I have an ESP12F with 4M Bytes of memory.
When I run the command ESP.getFlashChipRealSize(), I get 4 194 304 bytes.

I am using the arduino library 8266 core 2.4.1
My arduino IDE 1.8.5 settings are "Board generic ESP8266 Module" and "Flash size 4M(1M SPIFFS)".
(In fact I don't need SPIFFS).

My program size is 251 404 bytes.
So when I use: eeprom.begin(4096) + EEPROM.read(0) I am reading the byte at the address:
251 404(program) + 1 048 576(1M spiffs) + 1
Is it correct?

And why am I limited to 4096 with the eeprom.begin when I have 4 194 304 - 251 404 - 1 048 576 = 2 894 324 free bytes?
Why are we limited to one sector and how to read/write past this sector?

Many thanks for your help
User avatar
By Pablo2048
#74843 Just look into EEPROM.cpp and you can see computed address for eeprom begin (in constructor of EEPROMClass) and in begin method you will see that eeprom is simulated byt creating shadow buffer in RAM memory (_data = new uint8_t[size]). IMHO this explain all your questions...
User avatar
By dlx
#74848 Thanks for your answer, nevertheless it is not so clear for me. Prior to posting this message I had already opened the EEPROM.cpp file and understood that EEPROM.begin(1000000) was still limited inside the function by the SPI_FLASH_SEC_SIZE.
After your comment I read it again and realized there are two class constructors:
EEPROMClass::EEPROMClass(uint32_t sector)
and EEPROMClass::EEPROMClass(void)

I would like to write a simple program to test the EEPROM.
To do this, I need to know how much EEPROM space is left, write a for loop to write inside each byte of the free space and read the EEPROM again to check the content.

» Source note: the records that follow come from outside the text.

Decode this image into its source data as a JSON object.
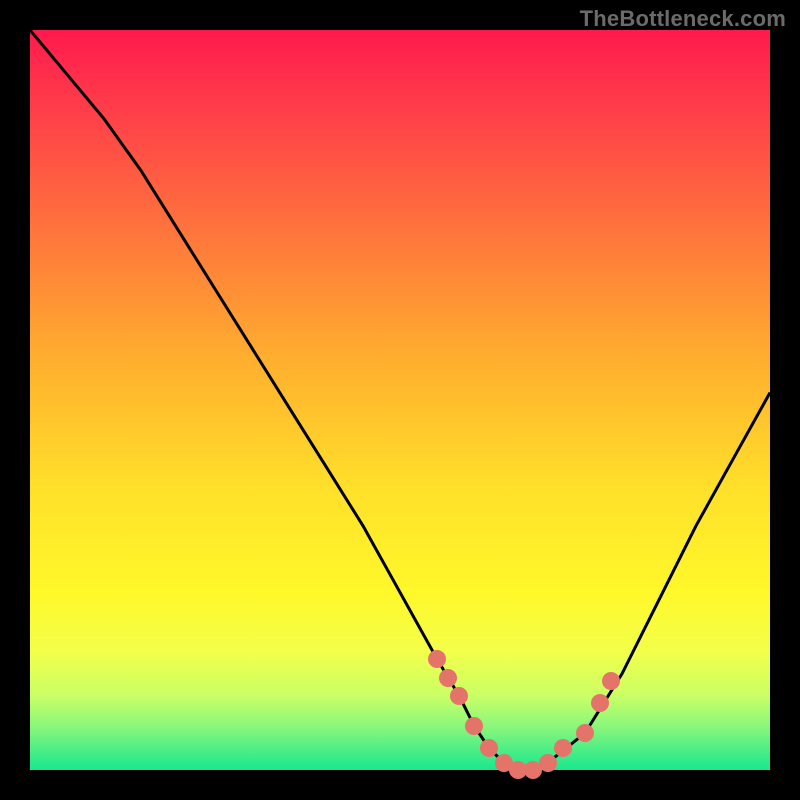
{
  "watermark": "TheBottleneck.com",
  "colors": {
    "frame": "#000000",
    "dot": "#e4746a",
    "curve": "#000000",
    "gradient_top": "#ff1a4d",
    "gradient_bottom": "#19e88f"
  },
  "chart_data": {
    "type": "line",
    "title": "",
    "xlabel": "",
    "ylabel": "",
    "xlim": [
      0,
      100
    ],
    "ylim": [
      0,
      100
    ],
    "grid": false,
    "legend": false,
    "series": [
      {
        "name": "bottleneck-curve",
        "x": [
          0,
          5,
          10,
          15,
          20,
          25,
          30,
          35,
          40,
          45,
          50,
          55,
          58,
          60,
          62,
          64,
          66,
          68,
          70,
          75,
          80,
          85,
          90,
          95,
          100
        ],
        "values": [
          100,
          94,
          88,
          81,
          73,
          65,
          57,
          49,
          41,
          33,
          24,
          15,
          10,
          6,
          3,
          1,
          0,
          0,
          1,
          5,
          13,
          23,
          33,
          42,
          51
        ]
      }
    ],
    "markers": {
      "name": "highlighted-points",
      "x": [
        55,
        56.5,
        58,
        60,
        62,
        64,
        66,
        68,
        70,
        72,
        75,
        77,
        78.5
      ],
      "values": [
        15,
        12.5,
        10,
        6,
        3,
        1,
        0,
        0,
        1,
        3,
        5,
        9,
        12
      ]
    }
  }
}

Below is what I did before posting my question. Of course it didn't work and I only got 4096 good values, all the rest being 0.
I read the EEPROM.cpp and understood it was limited.

Even after your comment, I still don't know how to use the free EEPROM space at its maximum.

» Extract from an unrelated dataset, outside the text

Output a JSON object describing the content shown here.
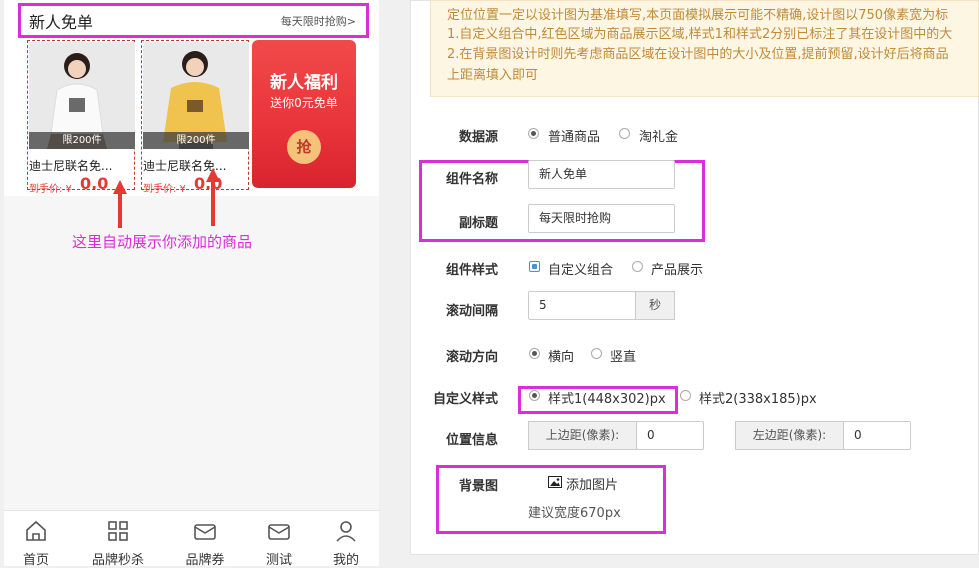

Would you explain it again please?

Thanks,


====================================================
void setup() {
Serial.begin(115200);
while (!Serial) ;
EEPROM.begin(4194304);
}

void loop() {
Serial.print("Flash real size: ");
Serial.println(ESP.getFlashChipRealSize(), DEC);

Serial.println("****** eepromWriting ******");
for (long i=0; i<EEPROM_SIZE; i++){
EEPROM.write(i,170);
yield();
}
EEPROM.commit();


Serial.println("****** eepromReading ******");
for (long index = 0 ; index < EEPROM_SIZE ; index++) {
Serial.print(EEPROM.read(index), HEX);
Serial.print(" ");
if (index%40==0 && index != 0){
Serial.println();
}
yield();
}
}
====================================================
User avatar
By Pablo2048
#74922 1. if you have opened EEPROM.cpp before, then you certainly know, that your math for first address of EEPROM was wrong (actual sketch size does not take effect in eeprom address computation, EEPROM starts on flash sector boundary)
2. because of the naturality of Flash (need for sector erase before write new content) and to lower the need of sector rewrite there is shadow RAM buffer with same size as EEPROM. ESP8266 has 80kB RAM (~30-40kB available for sketch) so it is nonsense to waste RAM to make more EEPROM-like Flash.
3. EEPROM library does not do any kind of wear leveling (as SPIFFS does) so every EEPROM.commit overwrite whole Flash sector even when you change only single byte in EEPROM. Flash has limited number of sector rewrite to about 10000 AFAIK.
4. If you want to use remaining Flash then you have to use functions to access flash, which EEPROM library already use (spi_flash_erase_sector, spi_flash_write, spi_flash_read, spi_flash_erase_sector).
5. there was (or is) attempt to eliminate need for RAM buffer as i remember, but I don't remember how this effort end (search git Arduino for ESP8266 for new EEPROM library, EEPROM+, ...)